Gor Mahia, who have clawed their way back into contention after a dreadful start to this season’s league campaign, are projecting themselves as the most aggrieved by Tusker’s most recent gains.
And rightfully so given that with the exclusion of AFC Leopards, Tusker is the one club that has time and again brought upon the K’Ogalo nation untold misery.
The most poignant incident in recent years when Tusker ruined K’Ogalo’s party is without doubt 2012 when the brewers snatched the league title from Gor Mahia’s grasp on the very final day of the season. That Gor Mahia had at the time gone 17 long years without laying their hands on the league trophy, explained all the weeping and wailing that rent the air at City Stadium that gloomy Saturday afternoon.
Mercifully, better times would soon follow. K’Ogalo have since won seven league titles – including the disputed one last season – with Tusker the only league winners (2016) in between Gor Mahia’s eight-year spell of dominance.

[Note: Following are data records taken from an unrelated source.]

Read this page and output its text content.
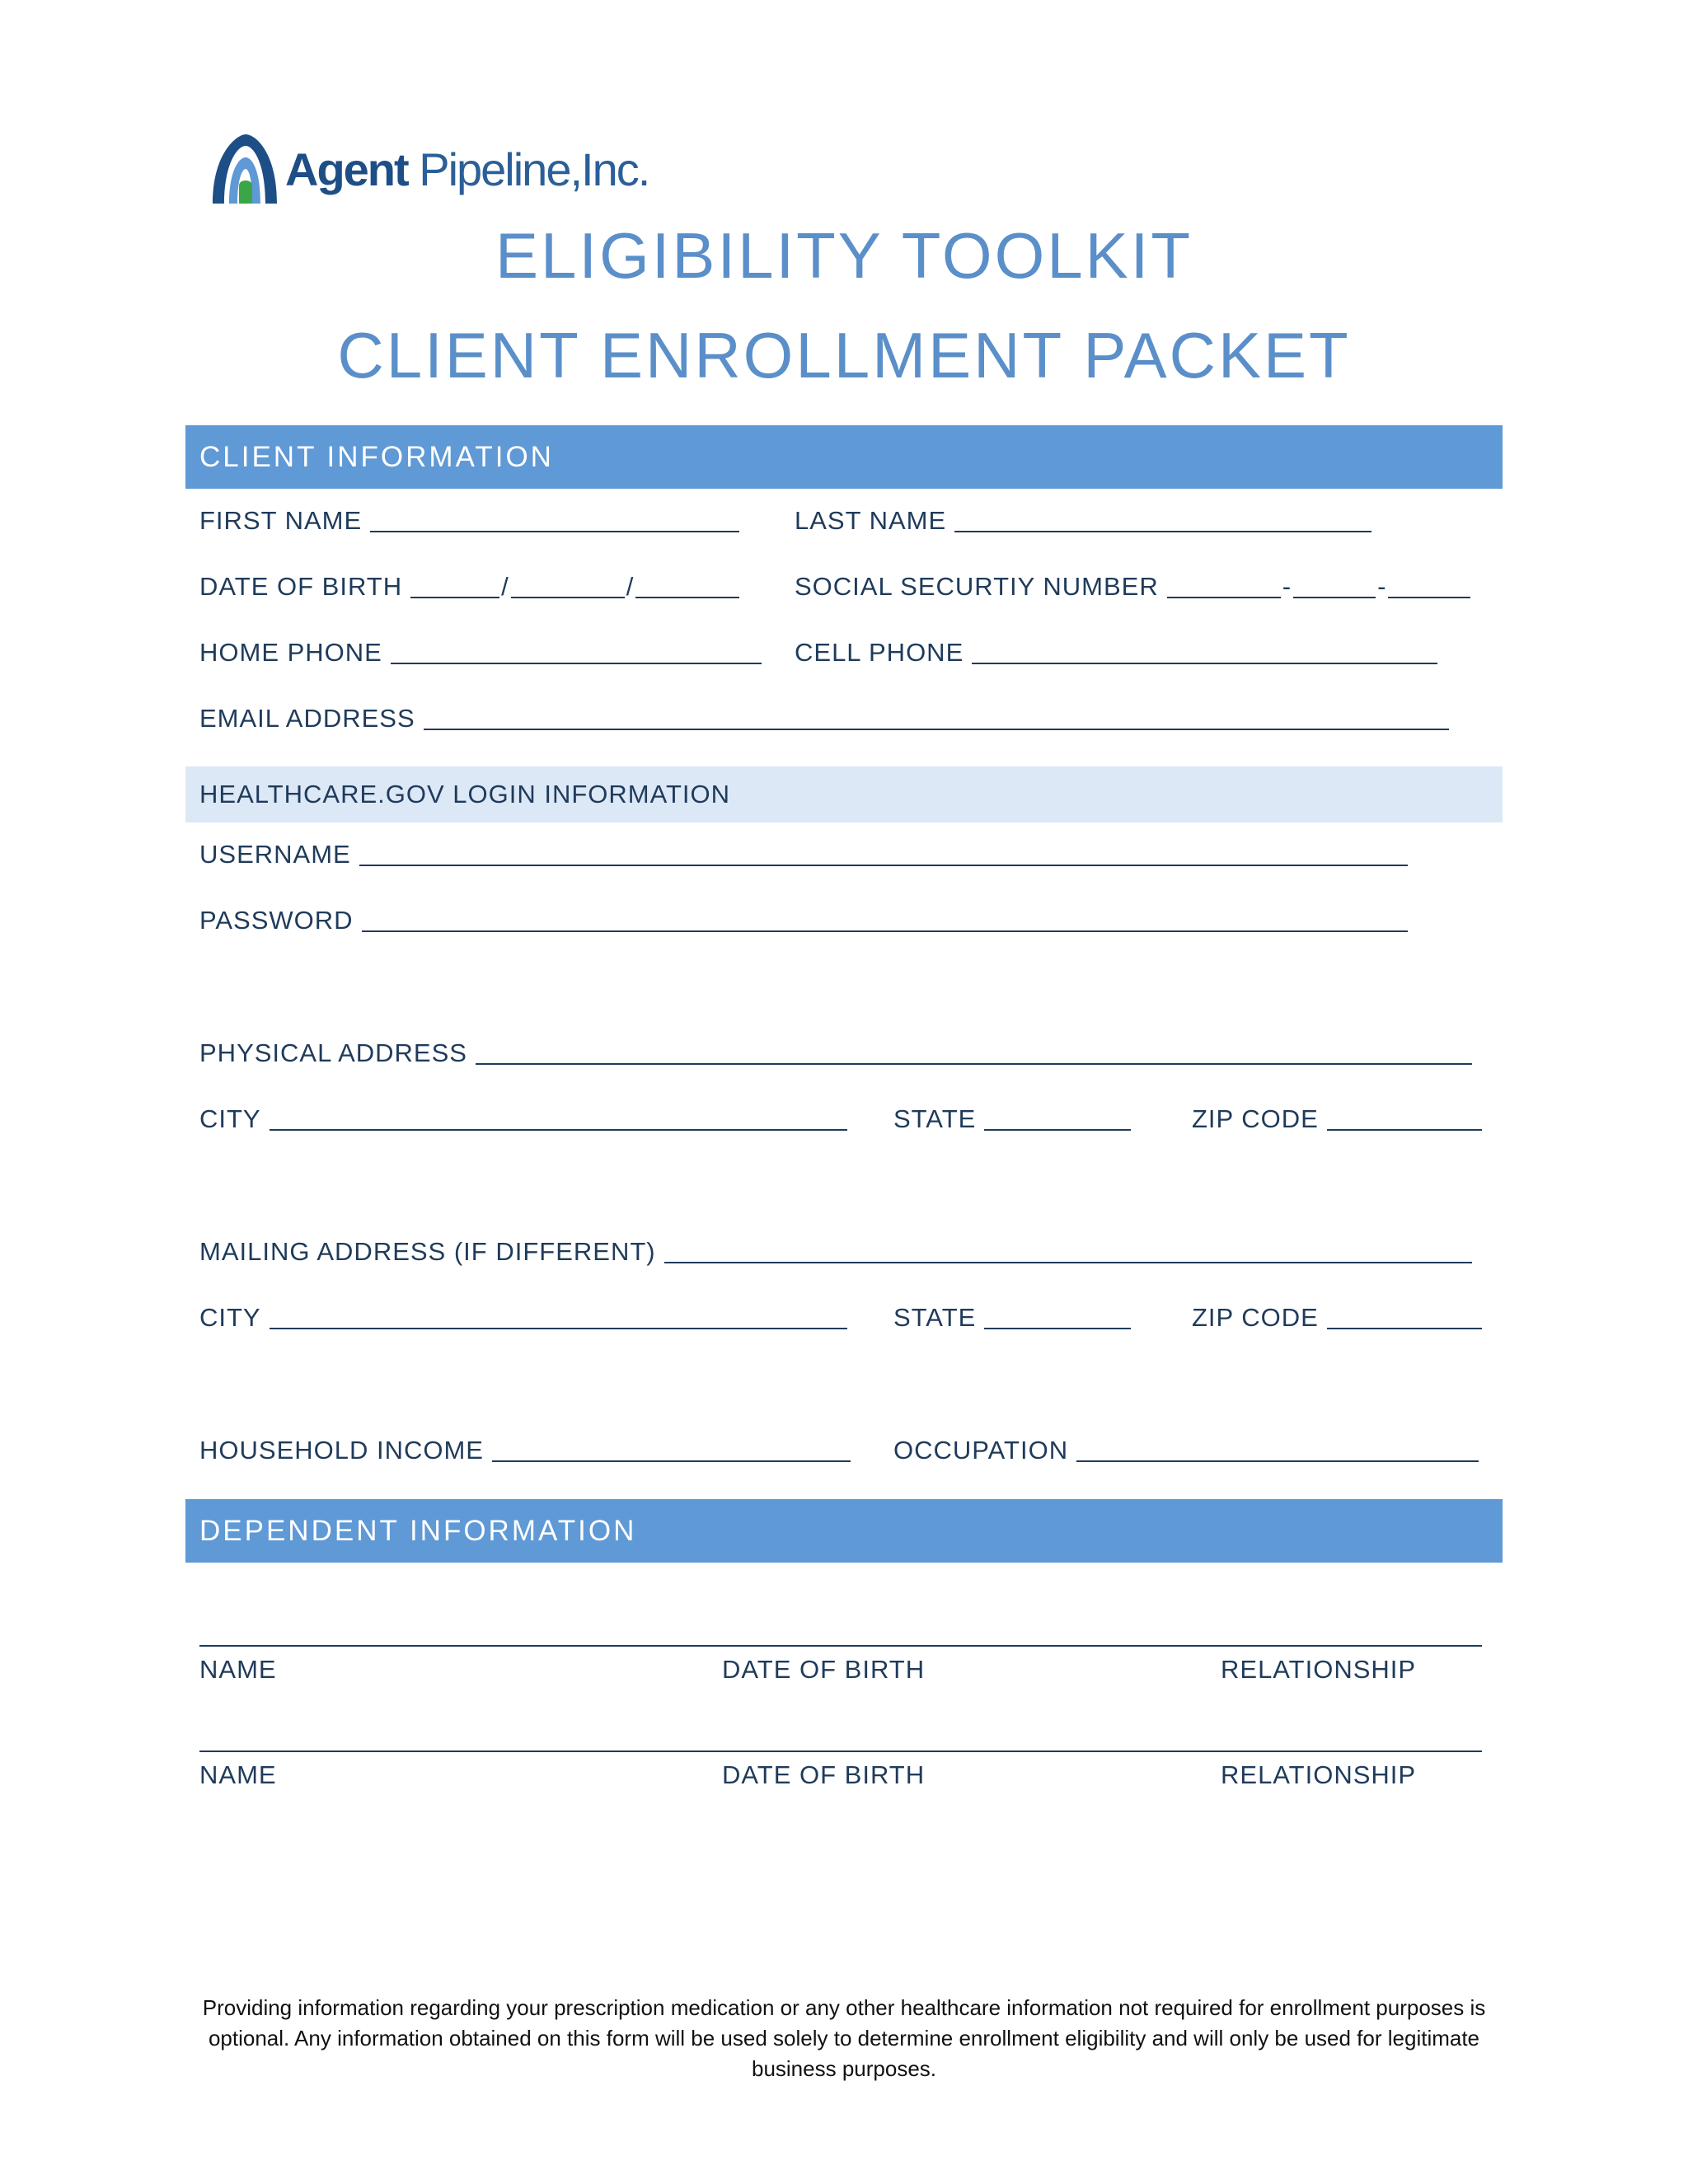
Agent Pipeline,Inc.
ELIGIBILITY TOOLKIT
CLIENT ENROLLMENT PACKET
CLIENT INFORMATION
FIRST NAME	LAST NAME
DATE OF BIRTH	/	/	SOCIAL SECURTIY NUMBER	-	-
HOME PHONE	CELL PHONE
EMAIL ADDRESS
HEALTHCARE.GOV LOGIN INFORMATION
USERNAME
PASSWORD
PHYSICAL ADDRESS
CITY	STATE	ZIP CODE
MAILING ADDRESS (IF DIFFERENT)
CITY	STATE	ZIP CODE
HOUSEHOLD INCOME	OCCUPATION
DEPENDENT INFORMATION
NAME	DATE OF BIRTH	RELATIONSHIP
NAME	DATE OF BIRTH	RELATIONSHIP
Providing information regarding your prescription medication or any other healthcare information not required for enrollment purposes is optional. Any information obtained on this form will be used solely to determine enrollment eligibility and will only be used for legitimate business purposes.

In sum, as veteran sports journalist Roy Gachuhi puts it, giving Gor and Leopards a hard time is thus mapped in Tusker’s DNA. Both clubs were forced to die a little so that Tusker could be born, he writes in his book Kickoff: The Game, The Glory and The Greats of Kenyan Football.
To be fair to Tusker, though, the brewers have earned their place in continental football, at least as per FKF’s wayward edict. So let the Ruaraka lads have their day in the sun.